How Maryville Compares to Missouri S&T
Missouri S&T by Cynthia Cahall.
As you walk down the sidewalks of Missouri S&T, you may notice a few differences between their campus and Maryville’s. The buildings, massive in comparison, are made of rather plain, washed out brick. Inside, many of the walls are white or mustard yellow, but don’t be too quick to judge. Rolla’s home college may not have the popping color scheme of the Saints or glittering windows, however, they do have some hidden gems. You’ll just have to take a closer look.
To help give us an inside look, we interviewed Andrew Shannon, a sophomore mathematics major at Missouri S&T. Shannon spent one and a half years at St. Charles Community College before transferring. “I just wanted to go to a school that had good academics and that had a respectable reputation,” Shannon said.
This semester, Shannon is loaded with science classes. “I have a physics class, two math classes, and a English class, and also an engineering class, like an engineering design class,” Shannon said.
Each building has a unique characteristic related to what subjects are taught inside it. The civil engineering building boasts exposed structural supports, the mechanical engineering building shows off the ductwork and plumbing, and the electrical building reveals the electrical wiring, although it is contained in glass, as engineers have a habit of playing with things they shouldn’t. As you walk down the halls you’ll often see signs warning you of radiation or lasers. Walking into the wrong classroom here may cause you a few more problems than a little embarrassment.
At Maryville you’ll find over 100 clubs like Connect and CRU. At Missouri S&T, you’ll find the spelunking and the geographical surveying club, but the most involved clubs are the design teams. “I really like all the design teams and stuff you can do. I think they’re really cool. There’s, like, a solar car and a Mars rover, solar house,” Shannon said. These clubs design and build things (find replacement word for things) and enter them into competitions.
As classes let out and students pour into the hallways you may notice the number, or lack there of, female students. Maryville has a ratio of 78 percent female and 22 percent male, while Missouri S&T is flipped, enrolling at a ratio of 77 percent male and 23 percent female.
Not only would you see an abundance of males, but also an abundance of scientific and technical minded people. “There’s a lot of people who are kind of nerdy here. I kind of picked up on that right away. It really sticks out. Nerdy. There’s a lot of nerds,” Shannon said about his first impression of Rolla.
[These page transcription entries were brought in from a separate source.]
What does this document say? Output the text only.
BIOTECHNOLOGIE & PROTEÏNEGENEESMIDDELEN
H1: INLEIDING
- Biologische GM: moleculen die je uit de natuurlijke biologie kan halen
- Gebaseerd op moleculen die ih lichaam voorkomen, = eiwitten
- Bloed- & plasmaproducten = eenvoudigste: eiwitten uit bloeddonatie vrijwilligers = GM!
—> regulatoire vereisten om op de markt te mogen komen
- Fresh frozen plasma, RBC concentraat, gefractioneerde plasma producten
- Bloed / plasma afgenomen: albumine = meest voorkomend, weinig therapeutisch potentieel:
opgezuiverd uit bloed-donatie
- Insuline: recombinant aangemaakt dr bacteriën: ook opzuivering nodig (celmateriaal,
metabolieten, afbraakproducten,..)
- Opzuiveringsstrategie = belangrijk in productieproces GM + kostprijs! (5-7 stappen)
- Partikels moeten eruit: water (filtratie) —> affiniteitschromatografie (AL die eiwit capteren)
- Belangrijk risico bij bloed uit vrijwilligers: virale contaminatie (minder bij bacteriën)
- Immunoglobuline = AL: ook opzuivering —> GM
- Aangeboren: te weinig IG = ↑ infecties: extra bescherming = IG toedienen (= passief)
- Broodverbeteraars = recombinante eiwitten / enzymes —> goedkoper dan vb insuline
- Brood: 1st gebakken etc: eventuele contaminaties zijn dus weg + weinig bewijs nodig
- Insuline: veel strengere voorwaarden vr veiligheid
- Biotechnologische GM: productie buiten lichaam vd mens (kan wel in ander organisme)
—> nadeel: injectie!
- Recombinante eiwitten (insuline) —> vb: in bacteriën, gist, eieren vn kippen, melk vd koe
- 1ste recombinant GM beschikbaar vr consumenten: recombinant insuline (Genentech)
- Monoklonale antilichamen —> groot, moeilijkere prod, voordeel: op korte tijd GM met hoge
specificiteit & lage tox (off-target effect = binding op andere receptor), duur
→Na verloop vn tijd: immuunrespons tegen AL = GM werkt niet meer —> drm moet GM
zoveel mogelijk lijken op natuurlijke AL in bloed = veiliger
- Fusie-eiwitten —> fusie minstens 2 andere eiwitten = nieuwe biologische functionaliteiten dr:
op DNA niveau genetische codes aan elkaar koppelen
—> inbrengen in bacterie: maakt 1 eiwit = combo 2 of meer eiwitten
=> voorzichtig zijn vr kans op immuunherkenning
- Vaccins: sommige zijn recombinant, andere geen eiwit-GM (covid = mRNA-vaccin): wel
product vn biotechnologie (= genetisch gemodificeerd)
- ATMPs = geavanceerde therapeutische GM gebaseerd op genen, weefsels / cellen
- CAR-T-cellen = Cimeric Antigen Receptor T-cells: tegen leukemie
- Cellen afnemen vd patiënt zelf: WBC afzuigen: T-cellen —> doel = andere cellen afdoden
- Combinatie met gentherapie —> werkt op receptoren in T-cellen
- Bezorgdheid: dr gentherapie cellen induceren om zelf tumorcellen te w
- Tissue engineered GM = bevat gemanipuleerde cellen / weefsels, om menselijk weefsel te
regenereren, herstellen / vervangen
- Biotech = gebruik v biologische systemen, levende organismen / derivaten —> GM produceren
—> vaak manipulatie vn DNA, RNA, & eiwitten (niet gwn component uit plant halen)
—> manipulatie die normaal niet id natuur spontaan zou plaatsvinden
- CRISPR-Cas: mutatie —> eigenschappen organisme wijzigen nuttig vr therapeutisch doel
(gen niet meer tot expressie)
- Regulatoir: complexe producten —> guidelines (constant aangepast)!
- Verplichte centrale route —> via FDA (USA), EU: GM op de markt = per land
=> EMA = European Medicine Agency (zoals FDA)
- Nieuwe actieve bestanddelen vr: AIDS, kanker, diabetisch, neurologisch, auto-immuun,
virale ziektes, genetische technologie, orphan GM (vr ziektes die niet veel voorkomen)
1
Maryville has a focus on the medical field, especially in the areas of nursing, occupational therapy, and physical therapy. In Rolla it is a safe bet to guess a college student is enrolled for engineering. “I guess it’s like… there’s a lot nerdier people here and it’s very focused towards the STEM fields. Most people that go here are going to be engineers, so, fields like English and art are a lot smaller so you don’t see a lot of people in those majors,” Shannon said. STEM stands for science, technology, engineering, and mathematics. Shannon described a typical day for engineering students. “Usually it’s get up, go to the library, work on projects, and stuff and then maybe start studying for something that’s coming up. Obviously eat and stuff, go to classes,” Shannon said.
Shannon had been on a visit to our campus before for a chemistry test during high school. “The campus seemed really big, but that was probably because I was a high school student. If I went back now, it would seem a lot smaller. It was pretty empty and the particular professor that did our test, I remember him being very… It was very early in the morning and he was peppy and very energetic for it being that early in the morning,” Shannon said.
If Shannon could give himself some advice at the beginning of his enrollment in Missouri S&T he would have said, “Take it easy on classes at first and join more clubs.” After college he plans on finding a job in the St. Louis area. So while the two colleges may be very different in style, we all have the same end goal. Whether we are working on developing cobalt-base superalloys or the cure for cancer, we are all trying to prepare ourselves for a smooth transition into the working world.